Seeing you make your debut again at last year’s Royal Rumble was amazing. Obviously, you had a lot of planned goals that you couldn’t do. Have you kept them for this year or do you have new goals for 2021? It’s almost like starting over with that triceps injury in Backlash. There are things you can’t write down and, as I said before, that’s when the best, the real, the truth, can’t be filtered in any story. that’s what is going to work the most. I wanted to fight Randy Orton when he got back. I needed to know what shape he was in and for me, Randy is the right size to know what shape you are in. We have chemistry, we have history and I knew that I had to start there, but I also knew after that that there was a great ocean of new opponents and new stories and that’s super exciting.

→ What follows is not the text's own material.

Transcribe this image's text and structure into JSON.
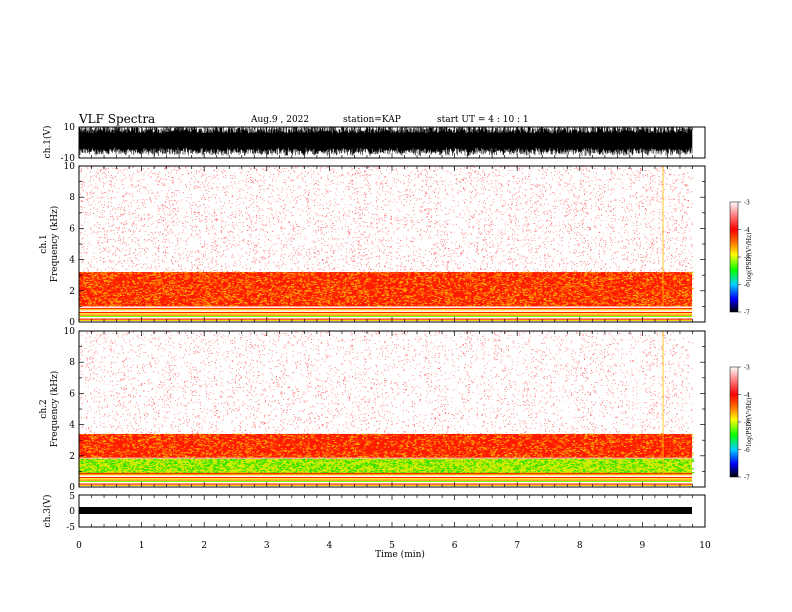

What this injury has given me is this story where after 11 years from the day I won the Royal Rumble, he won it again. The second night of WrestleMania was 10 years after I announced my retirement. You can’t plan that kind of thing. I didn’t realize all of this until the fans started telling me on social media and I realized that all of these were happy accidents. Change the narrative because those are situations that should not have happened if I had stood behind Backlash and had not injured myself. So you have to see the bright side, right? I tore my triceps. That sucked, but now I see this set of new opportunities and new reality and it is truly exciting.
So I think I re-ordered my goals a bit, but that’s where I wanted to go. Only that it has been a different way to get there because of the injury. What has it been like physically to prepare to come back and win the Rumble and be on RAW the next night?
It’s definitely been tough, there’s no question about it. But there’s one thing about me you’ll know and that is that I don’t do things by halves. My first real comeback match was at Backlash against Randy Orton. I think it was 50 minutes or something. like this. The first night after tearing my triceps in that match I’m fighting for 1 hour, and half an hour the next night. I think that’s what I do, but I paid for it, I’m not going to lie to you. I’m downright sore. No However, I must say that I have been sorer and when I think about the operations that I have had and those kinds of things I feel like I should feel worse than I do. That makes sense. I will keep going to the gym and moving my butt. be so bad, right?
How has the feeling of winning this Royal Rumble been compared to the one you won in 2010?
so I’m keeping all these things that aren’t supposed to happen to me and I’m really absorbing them. I was in shock in 2010, don’t get me wrong, but this is very different. It’s so deep now because of the last decade of having to do this again and have me back. In the meantime, I hope I can release my wisdom and experience. That’s what this business is about. This one is much more special.